I recently attended a conference discussion about using dashboards and exception monitoring to increase production efficiency for production maintenance engineers by directing their attention where and when it is needed, while also including the appropriate diagnostic information for the situation. This allows for earlier detection of potential issues, in time for planned fixes rather than unplanned outages.
The classical dashboard model involves a high level overview with composite KPIs where deviances can be spotted and drilled into to diagnose. This can be as simple as a daily pump status report of average on/off times, power consumption, and pressures. Oddly enough, we’ve written this report for Shell. These reports are run and delivered on a fixed schedule, or are made available when an Engineer or Tech specifically calls for them.
Exception based reporting monitors the system on an ongoing basis, and raises warnings to the user when they need to be reviewed. In an exception monitoring paradigm, you find the problems much earlier because it isn’t necessary for the exception to deviate the entire trend line before it’s brought to your attention. Awk. This is basically just saying ‘you find it earlier because you’re looking at fewer numbers rather than the average, and the system knows the difference between a dip caused by normal variation in the data and a true downward trend’. In many cases, the trend line and change is more important than the average, but a simple dashboard has no way of knowing whether the change is transient or continuing, while an exception based system can be more proactive about monitoring potential issues.
An additional advantage to the exception monitoring paradigm is that it operates on a push model that can safely be left until it asks for your attention. A good manager will keep an eye on the high level detail under his purview and occasionally spot check details. A monitoring structure that requires attention be placed on a myriad of dials and graphs for hundreds or even thousands of pieces of equipment is subject to oversights, oversights that lead to costly unplanned outages or worse problems. The push model frees the monitor to focus on strategic tasks with the knowledge that tactical needs will be brought to his attention as soon as the problem could reasonably be diagnosed. Spot checks are still useful, but now the engineer has additional detail at his disposal while making these checks.
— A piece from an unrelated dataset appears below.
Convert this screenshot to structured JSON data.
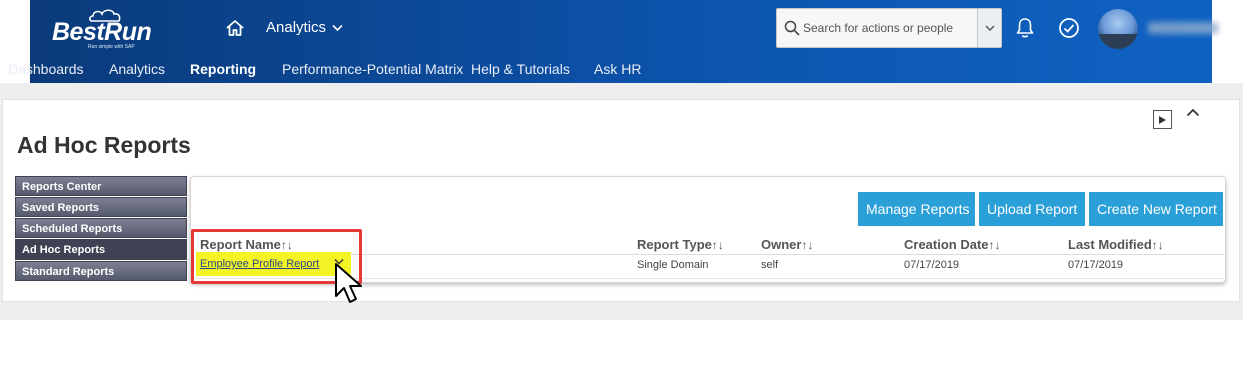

Finally, the exception model reduces the expectation that the user will check the dashboard everyday with their full attention. When running dashboards or other daily reports, a problem is at best a single red cell on a large spreadsheet. More generally, it’s a single abnormal number in a sea of numbers that are within the same tolerance ranges every day. Exceptional well behavior should be called out in an exceptional manner, in a report, status message, or dashboard whose arrival is an event, and not the expected daily report to be reviewed at leisure on the off chance there’s a problem contained in it.
SCADA monitors and other fault detection systems have their place, ensuring critical safety factors are met and that systems shut down in a controlled manner in the event of a true emergency. Exception monitoring allows the engineers to describe complex scenarios using data from a myriad of sources, where the expected system outcome is a red-flag, and the engineer’s reaction is to review the data closely, with the attention that comes from the certainty that there’s actually a problem to find.
This doesn’t mean that the engineer is excused from monitoring the big picture either. Those dashboards still have a very important place monitoring overall system health, status and trends. Exception monitoring is to ensure that a true problem will be caught, and that a costly pump failure that could have been predicted if the engineer had only chosen that pump’s data to look at for the day doesn’t happen.
We also talked about how creating diagnostic dashboards served as a useful tool for documenting the diagnostic knowledge of an aging engineering corps. Asking an experienced engineer what data he would like to see when a condition he’s flagged as exceptional occurs is the same as having him explain to a younger engineer what steps he would take to diagnose a fledgling problem on the verge of becoming an expensive outage. Creating a diagnostic dashboard in this situation helps the experienced engineer do his job easier, at the same time it helps a younger engineer do his job more correctly.
When the engineer gets the report, he not only sees the problem, but he has, immediately, all the data that he would have to go find in a variety of systems. This can save them minutes or even hours of data collection, allowing them to resolve the problem and move on.
In addition to the possibilities arising from custom application development, there are a number of purpose built tools on the market that provide this functionality such as P2’s Explorer and Sentinel products. Microsoft provides a number of monitoring tools for data in motion that operate on a daily, rather than real time, manner. These principles can be used in any data management solution, whether monitoring data flowing into a data warehouse, or watching it fly by in a real time SCADA system.
The primary lesson for me was, don’t send users a daily report and expect them to routinely check for the absence of errors. Only send the report when there’s something to see, and then, improve that report with a dashboard giving up to date and targeted diagnostic information. When you do that, you’re adding the diagnostic knowledge to the enterprise, not to an engineer’s head.